— Теперь тебе стоит поглядеть в пресное, так мигом свернется, — вскричал Юсуф, почти выталкивая Аграима за дверь, — поди принеси какого-нибудь, ты увидишь, что я говорю правду. Продам я твою мать за две луковицы, кислая харя,
—
Нечего было делать, пришлось довольствоваться и этим. Хозяин между тем оплакивал свою Уми. Юсуф ел и бранился, Искендер смеялся и ел. Пообедавши вкратце, Юсуф метнул полтинник в чалую бороду Аграима, дал пинка туманам, так что с этого монумента полетели заплатки, и они вышли, при угрозах хозяина, что он будет жаловаться на наглецов за бесчестье, нанесенное шалварам его жены.
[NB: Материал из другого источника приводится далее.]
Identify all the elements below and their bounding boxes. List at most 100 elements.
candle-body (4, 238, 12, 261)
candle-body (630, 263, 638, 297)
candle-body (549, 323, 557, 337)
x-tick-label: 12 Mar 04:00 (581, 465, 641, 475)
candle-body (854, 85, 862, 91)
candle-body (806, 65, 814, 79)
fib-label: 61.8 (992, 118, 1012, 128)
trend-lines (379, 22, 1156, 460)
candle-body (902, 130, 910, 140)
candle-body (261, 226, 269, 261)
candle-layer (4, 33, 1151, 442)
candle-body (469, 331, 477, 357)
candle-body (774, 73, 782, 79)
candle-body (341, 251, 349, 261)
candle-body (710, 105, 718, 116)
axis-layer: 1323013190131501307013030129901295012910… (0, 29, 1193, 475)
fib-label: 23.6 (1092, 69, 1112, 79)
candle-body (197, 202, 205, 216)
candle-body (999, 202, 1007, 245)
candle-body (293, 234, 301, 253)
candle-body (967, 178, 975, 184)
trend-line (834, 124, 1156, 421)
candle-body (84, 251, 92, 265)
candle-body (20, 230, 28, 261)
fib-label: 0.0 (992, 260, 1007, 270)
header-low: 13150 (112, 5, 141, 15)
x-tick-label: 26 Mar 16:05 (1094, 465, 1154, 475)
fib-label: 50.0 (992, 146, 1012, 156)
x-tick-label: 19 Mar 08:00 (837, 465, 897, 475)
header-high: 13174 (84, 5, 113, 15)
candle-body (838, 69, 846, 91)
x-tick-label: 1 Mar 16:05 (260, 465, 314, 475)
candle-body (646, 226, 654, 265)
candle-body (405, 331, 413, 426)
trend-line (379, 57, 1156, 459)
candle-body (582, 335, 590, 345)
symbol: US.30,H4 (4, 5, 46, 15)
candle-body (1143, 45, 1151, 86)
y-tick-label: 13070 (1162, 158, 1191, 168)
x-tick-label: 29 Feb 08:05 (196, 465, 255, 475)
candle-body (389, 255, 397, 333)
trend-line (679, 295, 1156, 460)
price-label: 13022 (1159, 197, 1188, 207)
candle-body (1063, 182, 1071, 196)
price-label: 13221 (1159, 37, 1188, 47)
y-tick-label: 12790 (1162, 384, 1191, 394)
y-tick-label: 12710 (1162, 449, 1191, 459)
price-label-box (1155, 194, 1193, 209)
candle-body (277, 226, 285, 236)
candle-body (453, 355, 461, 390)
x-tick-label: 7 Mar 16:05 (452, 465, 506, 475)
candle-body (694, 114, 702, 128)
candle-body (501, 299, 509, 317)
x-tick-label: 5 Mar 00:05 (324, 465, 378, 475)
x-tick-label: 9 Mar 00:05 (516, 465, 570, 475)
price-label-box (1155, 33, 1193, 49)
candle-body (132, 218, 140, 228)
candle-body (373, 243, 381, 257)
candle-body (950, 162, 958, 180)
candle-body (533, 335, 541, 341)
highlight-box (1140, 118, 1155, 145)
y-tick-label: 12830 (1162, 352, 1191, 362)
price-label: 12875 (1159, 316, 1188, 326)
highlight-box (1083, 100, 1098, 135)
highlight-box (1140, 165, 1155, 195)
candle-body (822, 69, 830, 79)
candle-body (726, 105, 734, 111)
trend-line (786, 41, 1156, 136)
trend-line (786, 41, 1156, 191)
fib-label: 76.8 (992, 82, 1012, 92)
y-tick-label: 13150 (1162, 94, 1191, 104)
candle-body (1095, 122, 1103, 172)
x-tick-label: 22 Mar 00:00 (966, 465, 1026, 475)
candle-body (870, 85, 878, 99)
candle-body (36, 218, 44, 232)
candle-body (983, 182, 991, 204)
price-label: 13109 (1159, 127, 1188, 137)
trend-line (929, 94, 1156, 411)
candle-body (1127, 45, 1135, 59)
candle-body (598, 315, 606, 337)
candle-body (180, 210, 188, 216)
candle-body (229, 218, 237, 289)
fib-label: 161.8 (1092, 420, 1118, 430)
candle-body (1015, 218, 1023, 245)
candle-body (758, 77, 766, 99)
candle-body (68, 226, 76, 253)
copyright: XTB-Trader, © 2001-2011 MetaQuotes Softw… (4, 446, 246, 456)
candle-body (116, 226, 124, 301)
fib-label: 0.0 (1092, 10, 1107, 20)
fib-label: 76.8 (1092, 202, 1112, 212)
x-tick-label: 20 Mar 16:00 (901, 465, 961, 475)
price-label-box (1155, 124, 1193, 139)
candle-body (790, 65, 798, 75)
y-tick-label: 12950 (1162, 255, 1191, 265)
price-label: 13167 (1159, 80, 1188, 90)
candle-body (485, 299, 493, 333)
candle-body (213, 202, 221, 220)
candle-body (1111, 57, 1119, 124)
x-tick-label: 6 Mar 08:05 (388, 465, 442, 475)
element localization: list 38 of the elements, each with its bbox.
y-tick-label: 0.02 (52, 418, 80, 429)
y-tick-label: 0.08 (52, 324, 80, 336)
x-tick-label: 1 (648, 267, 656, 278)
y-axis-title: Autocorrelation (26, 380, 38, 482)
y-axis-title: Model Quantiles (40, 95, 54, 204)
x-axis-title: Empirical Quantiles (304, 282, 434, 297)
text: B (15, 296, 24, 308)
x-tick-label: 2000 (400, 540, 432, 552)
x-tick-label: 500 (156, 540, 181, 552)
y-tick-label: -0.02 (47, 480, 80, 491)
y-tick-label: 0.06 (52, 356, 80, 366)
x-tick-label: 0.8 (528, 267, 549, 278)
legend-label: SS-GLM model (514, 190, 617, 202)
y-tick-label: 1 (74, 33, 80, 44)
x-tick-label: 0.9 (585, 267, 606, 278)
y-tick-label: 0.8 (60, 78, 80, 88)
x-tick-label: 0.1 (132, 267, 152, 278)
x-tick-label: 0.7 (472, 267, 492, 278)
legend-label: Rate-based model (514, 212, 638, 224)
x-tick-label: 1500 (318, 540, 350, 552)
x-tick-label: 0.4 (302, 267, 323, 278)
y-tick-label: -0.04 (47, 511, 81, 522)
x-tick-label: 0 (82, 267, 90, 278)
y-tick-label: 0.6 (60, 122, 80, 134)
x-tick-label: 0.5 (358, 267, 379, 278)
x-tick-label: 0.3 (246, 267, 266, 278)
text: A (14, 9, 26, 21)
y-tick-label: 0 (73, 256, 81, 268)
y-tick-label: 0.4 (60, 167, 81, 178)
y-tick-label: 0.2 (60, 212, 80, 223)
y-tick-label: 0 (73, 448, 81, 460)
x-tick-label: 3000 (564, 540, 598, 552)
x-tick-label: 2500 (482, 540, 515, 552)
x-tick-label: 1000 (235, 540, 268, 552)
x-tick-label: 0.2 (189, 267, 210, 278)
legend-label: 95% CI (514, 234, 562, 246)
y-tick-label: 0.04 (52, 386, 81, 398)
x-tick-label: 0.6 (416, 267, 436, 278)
Скоро Зеафуры остались далеко за ними; они удалились вправо на горы.
— Посмотри назад, — робко сказал Юсуф Искендеру, — тот самый бездельник, что разговаривал с хозяином, следит нас, замечает, куда мы поедем.
В самом деле, какой-то лезгин стоял вдали на холме, вложив ногу в стремя и припавши на седло своего коня; два мгновения после его уже не было, словно он утонул в земле.
— Тебе каждый пастух кажется разбойником, — возразил Искендер-бек, улыбаясь.
— Да разве здешние пастухи честные люди? Пхе! Мало ты знаешь здешние обычаи! Кюринцы — всегдашние половинщики разбойников из Кази-Кумык и вольных табасаранцев, а Посамбурье — всегдашняя для горцев дорога. Горцы ограбят караван или проезжего, а пастухи долин их кормят, скрывают добычу; без стад они не могли бы недели прозабавиться тут. Вся шайка Мулла-Нура собрана из горцев, как рассказывают.
— Ну что твой Мулла-Hyp, что твои горцы? Разве не такие же люди, как все мы?
— Люди такие же, да места, где они грабят, иные, чем на долинах. В горах, брат, и ослиное копыто искру дает[126]
.—
— Опять ты принялся клясться да просить у Аллаха, чего и от шайтана остерегаться надобно! Не грех ли тебе это, душечка Искендер? Разве ты пес или гяур какой, или тебе тяжело носить душу в теле, а голову на плечах? Перекуси черт пополам мой нос, если не лучше повстречать голодного льва, чем этого, не вслух будь сказано, Мулла-Нура!
— Вот то-то, Юсуф, если бы ты поменьше хвастал да поменьше трусил, ты бы лучше знал или видел дорогу: а то, взгляни-тка, в какую трущобу завел ты меня? Здесь сам черт без фонаря обломает голову.